Most people can sit, stand, lie down, and move in between variations of these positions without even thinking about it. However, people who deal with POTS know that changing positions can come with some risks. Postural orthostatic tachycardia is a syndrome that manifests in blood not returning to the heart properly when one gets up from a prone position. Fainting or dizzy spells are common symptoms of POTS. There are some possible treatments that might help.
It is possible that making small changes to one’s diet might have a positive effect on POTS. Some experts recommend adding a bit more salt to various meals. They also stress that taking in an adequate amount of daily fluids might get rid of some of the dizziness and other problems associated with the syndrome. Drinking fluids could help to raise your blood pressure, and this increase might counteract some of the issues POTS causes.
Monitoring and Management
Although there isn’t just one effective treatment for POTS, ongoing research points to a few solutions that might be helpful for different people. Monitoring how the condition might be progressing can be a great help in managing any changes that might occur.

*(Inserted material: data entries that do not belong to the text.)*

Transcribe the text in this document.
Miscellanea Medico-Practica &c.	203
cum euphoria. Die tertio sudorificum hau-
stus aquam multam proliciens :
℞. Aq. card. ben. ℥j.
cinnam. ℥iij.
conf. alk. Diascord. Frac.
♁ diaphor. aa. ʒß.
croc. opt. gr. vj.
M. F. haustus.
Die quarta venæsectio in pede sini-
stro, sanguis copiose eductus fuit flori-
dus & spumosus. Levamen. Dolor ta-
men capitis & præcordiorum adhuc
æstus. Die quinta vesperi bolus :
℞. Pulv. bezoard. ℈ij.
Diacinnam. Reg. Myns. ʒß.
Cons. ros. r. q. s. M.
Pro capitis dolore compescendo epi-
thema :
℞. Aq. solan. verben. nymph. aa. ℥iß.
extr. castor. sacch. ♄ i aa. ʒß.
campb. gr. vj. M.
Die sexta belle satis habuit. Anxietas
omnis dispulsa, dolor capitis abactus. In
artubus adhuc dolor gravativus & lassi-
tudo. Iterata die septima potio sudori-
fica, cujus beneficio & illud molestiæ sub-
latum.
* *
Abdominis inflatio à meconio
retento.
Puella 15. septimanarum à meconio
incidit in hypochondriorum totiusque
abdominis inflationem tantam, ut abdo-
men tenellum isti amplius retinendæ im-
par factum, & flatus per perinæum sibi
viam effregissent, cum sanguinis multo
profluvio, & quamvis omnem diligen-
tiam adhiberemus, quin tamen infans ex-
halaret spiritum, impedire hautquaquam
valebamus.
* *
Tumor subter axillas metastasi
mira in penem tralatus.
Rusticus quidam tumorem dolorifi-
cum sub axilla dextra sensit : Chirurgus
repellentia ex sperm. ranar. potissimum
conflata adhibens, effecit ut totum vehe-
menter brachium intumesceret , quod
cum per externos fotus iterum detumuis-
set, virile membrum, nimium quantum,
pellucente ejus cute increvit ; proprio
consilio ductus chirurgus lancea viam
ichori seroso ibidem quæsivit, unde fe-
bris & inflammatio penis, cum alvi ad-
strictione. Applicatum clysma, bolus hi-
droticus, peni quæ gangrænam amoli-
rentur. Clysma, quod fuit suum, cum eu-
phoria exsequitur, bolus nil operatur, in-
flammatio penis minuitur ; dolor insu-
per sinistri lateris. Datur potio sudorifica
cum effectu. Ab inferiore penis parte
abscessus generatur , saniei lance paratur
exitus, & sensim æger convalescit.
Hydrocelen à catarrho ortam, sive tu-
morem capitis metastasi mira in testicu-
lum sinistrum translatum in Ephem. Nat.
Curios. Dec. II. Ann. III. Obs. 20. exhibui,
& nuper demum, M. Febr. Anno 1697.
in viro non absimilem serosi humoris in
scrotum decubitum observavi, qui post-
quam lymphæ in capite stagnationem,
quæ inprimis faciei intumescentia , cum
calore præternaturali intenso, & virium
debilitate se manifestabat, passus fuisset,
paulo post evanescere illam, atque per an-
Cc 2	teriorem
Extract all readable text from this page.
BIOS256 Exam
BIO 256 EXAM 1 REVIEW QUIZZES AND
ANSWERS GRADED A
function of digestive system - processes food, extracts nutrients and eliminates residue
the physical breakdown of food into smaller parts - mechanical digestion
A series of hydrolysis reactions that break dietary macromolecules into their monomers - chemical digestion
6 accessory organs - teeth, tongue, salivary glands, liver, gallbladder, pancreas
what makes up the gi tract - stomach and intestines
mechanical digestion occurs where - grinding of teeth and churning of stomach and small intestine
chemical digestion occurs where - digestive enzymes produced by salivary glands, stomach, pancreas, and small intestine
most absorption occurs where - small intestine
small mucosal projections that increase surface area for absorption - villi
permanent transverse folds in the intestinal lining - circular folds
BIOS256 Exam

You can do some monitoring at home, but working with professionals who are qualified in POTS syndrome treatment might help you take a more complete approach that is tailored to your needs. These specialists will work with you to provide consultations, advice, and coping techniques to help you get some measure of control over the condition.
A doctor may recommend that you wear special socks that are designed for compression. These socks usually go to about the thigh level, and they will squeeze the legs tighter than most traditional socks. The purpose here is to put some pressure on vessels in the legs to push blood up from them. This pressure might reduce the physical symptoms of POTS. Too much dizziness can have a hugely negative impact on a person’s ability to accomplish daily personal tasks or meet professional goals. Combinations of medical equipment, drugs, and changing habits could offer some relief.
Some drugs might be able to regulate some of your body’s systems in order to keep the syndrome from doing its work every time you get up. It is a good idea to discuss possible treatments along this path with the appropriate medical professionals. The drugs they prescribe work by narrowing your blood vessels and increasing the overall volume of blood moving through them.
There is not currently any known cure for POTS, but various health facilities around the world dedicate some of their resources to studying and understanding this syndrome. Many people who deal with POTS report using some combination of techniques and treatments to relieve their symptoms. Signs of the syndrome can return intermittently. In most cases, moving to a prone position will keep lightheadedness at bay.